Cars, Houses, And other Millennial Milestones
Millennial milestones! We hit them, sometimes, just differently than our parents did. For example, Nicole of the Toast bought a car — over email:
Figure out exactly what car you want to buy. Do this online. Do not walk into a dealership. The internet is literally stuffed with rankings and reviews and Best Mid-Price Blue Sedans lists. “Shouldn’t I test drive some cars?” No. Can you drive a car? You’re set. … Say “Hi! I’ll be doing this over email. I would like to purchase a 2014 Model X with the extra-fire package. What is your best price on that?” At this point, I received a very rapid response from each of my two dealers. Dealer One said: “That model is retailing for Money, I can offer you a discount which will bring it down to Money — $1000.” Dealer Two said: “I would have to order that in for you special, so it would probably cost Money.” NOW THE DANCE BEGINS.
Her full account, festooned with pictures of American hero Kathy Bates in various cinematic guises, is charming, full of advice about how to both spend as little money as possible AND how to avoid having condescending car-selling dudes mansplain financing to you, in part by eschewing phone conversations altogether. Bonus: she bought this vehicle with money earned from being a misandrist ladyblogger. What’s more millennial than that?
Oh, I don’t know, how about buying your first house with your friends? Perhaps you remember Rebecca, the bride from a couple of months ago who discussed her unorthodox housing arrangement with us. Well, her partner Ari has now made the practical and emotional case for cooperative living in a piece titled “Two Couples, One Mortgage.”
Yes, all four of us are on the deed and, yes, we share the 30-year mortgage and food and maintenance expenses. No, there’s no division of the house into separate sections. And no, all four of us are not all having sex with each other. (Why do many people assume that if adults are willing to share a kitchen, they probably also want to share a bed?) We are just two couples who plan to live together and raise children in one household, hopefully for decades.

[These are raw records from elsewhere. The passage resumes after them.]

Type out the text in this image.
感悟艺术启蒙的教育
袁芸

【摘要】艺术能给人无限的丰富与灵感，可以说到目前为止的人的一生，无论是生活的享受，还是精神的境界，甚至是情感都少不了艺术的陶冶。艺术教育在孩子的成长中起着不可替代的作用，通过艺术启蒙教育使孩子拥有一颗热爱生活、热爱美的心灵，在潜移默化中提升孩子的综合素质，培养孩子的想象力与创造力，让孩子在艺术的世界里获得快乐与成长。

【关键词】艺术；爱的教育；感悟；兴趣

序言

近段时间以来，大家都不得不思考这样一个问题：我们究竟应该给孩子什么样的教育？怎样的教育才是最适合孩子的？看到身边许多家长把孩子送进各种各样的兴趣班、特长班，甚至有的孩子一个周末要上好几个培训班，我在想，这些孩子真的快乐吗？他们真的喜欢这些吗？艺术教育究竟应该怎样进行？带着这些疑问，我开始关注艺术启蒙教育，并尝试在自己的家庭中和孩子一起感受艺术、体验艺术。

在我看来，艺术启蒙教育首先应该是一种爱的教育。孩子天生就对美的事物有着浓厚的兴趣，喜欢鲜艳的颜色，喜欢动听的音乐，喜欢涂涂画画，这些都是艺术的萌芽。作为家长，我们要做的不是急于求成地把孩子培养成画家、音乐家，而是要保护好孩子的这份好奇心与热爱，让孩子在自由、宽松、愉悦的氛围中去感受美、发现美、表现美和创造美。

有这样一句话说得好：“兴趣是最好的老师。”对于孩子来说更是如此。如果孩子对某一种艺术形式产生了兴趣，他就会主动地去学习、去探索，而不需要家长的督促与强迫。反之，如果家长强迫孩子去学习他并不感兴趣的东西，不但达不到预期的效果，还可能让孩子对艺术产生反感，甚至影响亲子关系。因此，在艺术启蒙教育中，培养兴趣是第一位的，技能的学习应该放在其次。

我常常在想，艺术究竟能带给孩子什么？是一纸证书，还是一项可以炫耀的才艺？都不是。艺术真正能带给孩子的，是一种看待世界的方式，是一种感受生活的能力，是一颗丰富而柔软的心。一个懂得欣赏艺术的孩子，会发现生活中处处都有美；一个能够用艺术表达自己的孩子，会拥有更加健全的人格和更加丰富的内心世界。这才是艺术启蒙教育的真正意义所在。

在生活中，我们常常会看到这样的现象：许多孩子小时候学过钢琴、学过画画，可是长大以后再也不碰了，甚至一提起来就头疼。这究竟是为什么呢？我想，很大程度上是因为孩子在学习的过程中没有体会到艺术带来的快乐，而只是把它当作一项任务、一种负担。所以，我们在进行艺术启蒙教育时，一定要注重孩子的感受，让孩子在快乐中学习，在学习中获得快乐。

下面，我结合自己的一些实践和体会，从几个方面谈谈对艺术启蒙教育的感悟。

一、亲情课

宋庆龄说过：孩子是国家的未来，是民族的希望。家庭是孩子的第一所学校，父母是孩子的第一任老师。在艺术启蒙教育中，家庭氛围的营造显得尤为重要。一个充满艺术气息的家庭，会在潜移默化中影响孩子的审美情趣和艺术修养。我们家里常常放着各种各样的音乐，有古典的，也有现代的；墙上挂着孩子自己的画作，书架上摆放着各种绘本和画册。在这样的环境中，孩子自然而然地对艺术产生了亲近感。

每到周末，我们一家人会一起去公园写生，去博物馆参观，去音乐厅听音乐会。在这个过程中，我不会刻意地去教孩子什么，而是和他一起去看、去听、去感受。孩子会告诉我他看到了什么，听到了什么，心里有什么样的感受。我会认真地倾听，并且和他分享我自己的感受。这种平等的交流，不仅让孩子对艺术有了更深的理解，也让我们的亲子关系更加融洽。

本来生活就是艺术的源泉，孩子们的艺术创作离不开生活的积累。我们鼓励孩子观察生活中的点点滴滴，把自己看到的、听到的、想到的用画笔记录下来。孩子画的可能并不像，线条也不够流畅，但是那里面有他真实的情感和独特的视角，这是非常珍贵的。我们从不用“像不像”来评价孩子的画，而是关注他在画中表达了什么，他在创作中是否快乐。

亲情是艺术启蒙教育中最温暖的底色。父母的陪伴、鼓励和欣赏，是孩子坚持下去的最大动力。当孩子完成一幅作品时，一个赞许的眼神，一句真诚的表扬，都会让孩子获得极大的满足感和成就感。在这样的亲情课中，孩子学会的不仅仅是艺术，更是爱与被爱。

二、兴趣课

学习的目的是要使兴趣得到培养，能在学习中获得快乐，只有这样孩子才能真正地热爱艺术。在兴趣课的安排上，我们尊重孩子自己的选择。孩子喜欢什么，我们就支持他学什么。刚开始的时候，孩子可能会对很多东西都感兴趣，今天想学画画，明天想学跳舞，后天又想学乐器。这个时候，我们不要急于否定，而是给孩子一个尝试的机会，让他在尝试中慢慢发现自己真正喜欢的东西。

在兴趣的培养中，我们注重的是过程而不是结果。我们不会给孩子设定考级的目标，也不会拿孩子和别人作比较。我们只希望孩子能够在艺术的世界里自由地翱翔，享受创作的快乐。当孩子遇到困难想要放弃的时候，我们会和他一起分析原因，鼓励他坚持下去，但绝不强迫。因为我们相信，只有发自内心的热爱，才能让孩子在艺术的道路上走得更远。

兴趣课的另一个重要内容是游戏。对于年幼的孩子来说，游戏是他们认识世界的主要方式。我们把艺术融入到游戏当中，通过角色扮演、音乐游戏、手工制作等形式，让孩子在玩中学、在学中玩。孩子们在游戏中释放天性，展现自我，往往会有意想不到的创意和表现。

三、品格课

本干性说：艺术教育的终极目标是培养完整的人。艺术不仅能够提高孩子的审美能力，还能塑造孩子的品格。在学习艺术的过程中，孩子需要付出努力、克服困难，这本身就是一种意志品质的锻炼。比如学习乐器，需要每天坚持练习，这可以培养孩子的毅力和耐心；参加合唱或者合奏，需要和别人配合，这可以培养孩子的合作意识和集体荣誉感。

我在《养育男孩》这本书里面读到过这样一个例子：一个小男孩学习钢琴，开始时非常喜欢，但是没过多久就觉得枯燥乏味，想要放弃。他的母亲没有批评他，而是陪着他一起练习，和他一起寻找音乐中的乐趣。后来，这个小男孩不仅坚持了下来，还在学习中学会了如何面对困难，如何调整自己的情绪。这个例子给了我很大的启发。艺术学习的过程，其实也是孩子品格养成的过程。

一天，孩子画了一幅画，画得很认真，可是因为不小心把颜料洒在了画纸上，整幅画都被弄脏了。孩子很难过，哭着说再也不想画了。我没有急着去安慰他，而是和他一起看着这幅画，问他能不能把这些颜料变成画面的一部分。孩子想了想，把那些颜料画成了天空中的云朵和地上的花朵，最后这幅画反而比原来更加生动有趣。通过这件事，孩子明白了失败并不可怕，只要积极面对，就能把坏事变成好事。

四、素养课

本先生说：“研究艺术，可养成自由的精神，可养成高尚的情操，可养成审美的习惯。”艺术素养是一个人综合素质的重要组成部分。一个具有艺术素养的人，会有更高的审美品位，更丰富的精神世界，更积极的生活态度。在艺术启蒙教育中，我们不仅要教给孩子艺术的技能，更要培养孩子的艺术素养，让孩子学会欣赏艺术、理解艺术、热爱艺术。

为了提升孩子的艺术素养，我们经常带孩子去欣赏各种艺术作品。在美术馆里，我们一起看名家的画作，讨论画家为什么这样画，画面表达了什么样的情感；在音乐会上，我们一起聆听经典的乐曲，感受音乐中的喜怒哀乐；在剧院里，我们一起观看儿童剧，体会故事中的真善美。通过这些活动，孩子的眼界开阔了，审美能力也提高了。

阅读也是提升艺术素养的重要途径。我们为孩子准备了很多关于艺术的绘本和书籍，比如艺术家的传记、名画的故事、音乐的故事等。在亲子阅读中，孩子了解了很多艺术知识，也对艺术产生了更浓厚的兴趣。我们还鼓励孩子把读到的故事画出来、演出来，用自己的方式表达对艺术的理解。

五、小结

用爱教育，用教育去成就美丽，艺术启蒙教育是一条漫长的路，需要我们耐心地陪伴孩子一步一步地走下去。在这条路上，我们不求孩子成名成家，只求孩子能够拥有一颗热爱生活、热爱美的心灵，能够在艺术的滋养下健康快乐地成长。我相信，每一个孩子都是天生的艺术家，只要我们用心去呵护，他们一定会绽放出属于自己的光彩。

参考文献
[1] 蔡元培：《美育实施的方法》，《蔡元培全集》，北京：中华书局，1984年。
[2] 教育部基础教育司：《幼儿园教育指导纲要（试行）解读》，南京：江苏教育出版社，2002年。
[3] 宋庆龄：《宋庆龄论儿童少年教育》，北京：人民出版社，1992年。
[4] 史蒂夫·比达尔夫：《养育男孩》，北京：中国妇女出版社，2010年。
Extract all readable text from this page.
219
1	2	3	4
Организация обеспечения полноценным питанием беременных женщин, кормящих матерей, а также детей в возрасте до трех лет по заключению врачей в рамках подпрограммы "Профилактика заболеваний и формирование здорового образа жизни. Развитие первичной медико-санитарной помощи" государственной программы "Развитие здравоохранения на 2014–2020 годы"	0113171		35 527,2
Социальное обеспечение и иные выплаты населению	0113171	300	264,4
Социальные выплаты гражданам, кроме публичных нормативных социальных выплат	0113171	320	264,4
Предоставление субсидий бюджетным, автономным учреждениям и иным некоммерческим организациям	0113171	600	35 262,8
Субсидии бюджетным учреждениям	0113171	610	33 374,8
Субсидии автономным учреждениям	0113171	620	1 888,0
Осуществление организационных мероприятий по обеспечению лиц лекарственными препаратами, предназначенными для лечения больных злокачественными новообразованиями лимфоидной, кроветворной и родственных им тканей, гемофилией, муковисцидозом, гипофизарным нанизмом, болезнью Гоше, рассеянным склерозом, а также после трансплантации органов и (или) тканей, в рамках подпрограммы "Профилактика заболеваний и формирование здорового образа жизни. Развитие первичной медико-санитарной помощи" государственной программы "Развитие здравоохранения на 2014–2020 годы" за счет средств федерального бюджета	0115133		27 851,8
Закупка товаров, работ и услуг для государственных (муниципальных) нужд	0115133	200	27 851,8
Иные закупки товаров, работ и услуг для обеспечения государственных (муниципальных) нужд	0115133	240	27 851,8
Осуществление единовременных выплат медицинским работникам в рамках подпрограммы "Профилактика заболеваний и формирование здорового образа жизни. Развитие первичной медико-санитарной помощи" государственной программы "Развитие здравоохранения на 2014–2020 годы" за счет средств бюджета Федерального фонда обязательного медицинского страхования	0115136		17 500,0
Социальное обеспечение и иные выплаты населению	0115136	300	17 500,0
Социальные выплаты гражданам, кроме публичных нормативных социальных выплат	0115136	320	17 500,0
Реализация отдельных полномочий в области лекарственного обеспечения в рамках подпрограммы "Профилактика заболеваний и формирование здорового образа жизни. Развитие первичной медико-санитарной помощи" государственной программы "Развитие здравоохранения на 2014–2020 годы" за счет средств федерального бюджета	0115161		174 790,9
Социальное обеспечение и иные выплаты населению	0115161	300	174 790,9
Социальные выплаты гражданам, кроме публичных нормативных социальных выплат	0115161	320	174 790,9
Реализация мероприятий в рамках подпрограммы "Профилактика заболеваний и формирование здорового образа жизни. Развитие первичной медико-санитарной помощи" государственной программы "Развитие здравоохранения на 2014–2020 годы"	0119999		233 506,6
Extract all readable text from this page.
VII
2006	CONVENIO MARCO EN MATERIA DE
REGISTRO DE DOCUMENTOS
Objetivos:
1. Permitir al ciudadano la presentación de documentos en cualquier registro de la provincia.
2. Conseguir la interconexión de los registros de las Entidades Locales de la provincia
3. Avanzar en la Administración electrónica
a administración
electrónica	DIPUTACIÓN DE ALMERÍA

It sounds so cozy! In fact, I am jealous, since my toddler, like all toddlers, is a tyrant, possibly a witch*, and it would be amazing to be able to fling her in desperation at someone other than my husband for a change. TK: How Cooperative, Egalitarian, Two-Couple Households Do Money.
*Warning signs that your toddler may be a witch:
+While sometimes she arranges her dolls facedown in a line, as though they are worshipping Satan, sometimes she arranges them equidistant from each other in a square as though they are about to call the corners.
+ She refuses nourishing food and yet grows larger and stronger by the day. Is she feeding on the souls of less fortunate children?
+ She shrieks at the sight of water. Is that because, if she floats, she will prove she is lighter than a duck / made of wood, and reveal her true fiendish nature?
Having one’s own witch/toddler is a millennial milestone too FYI.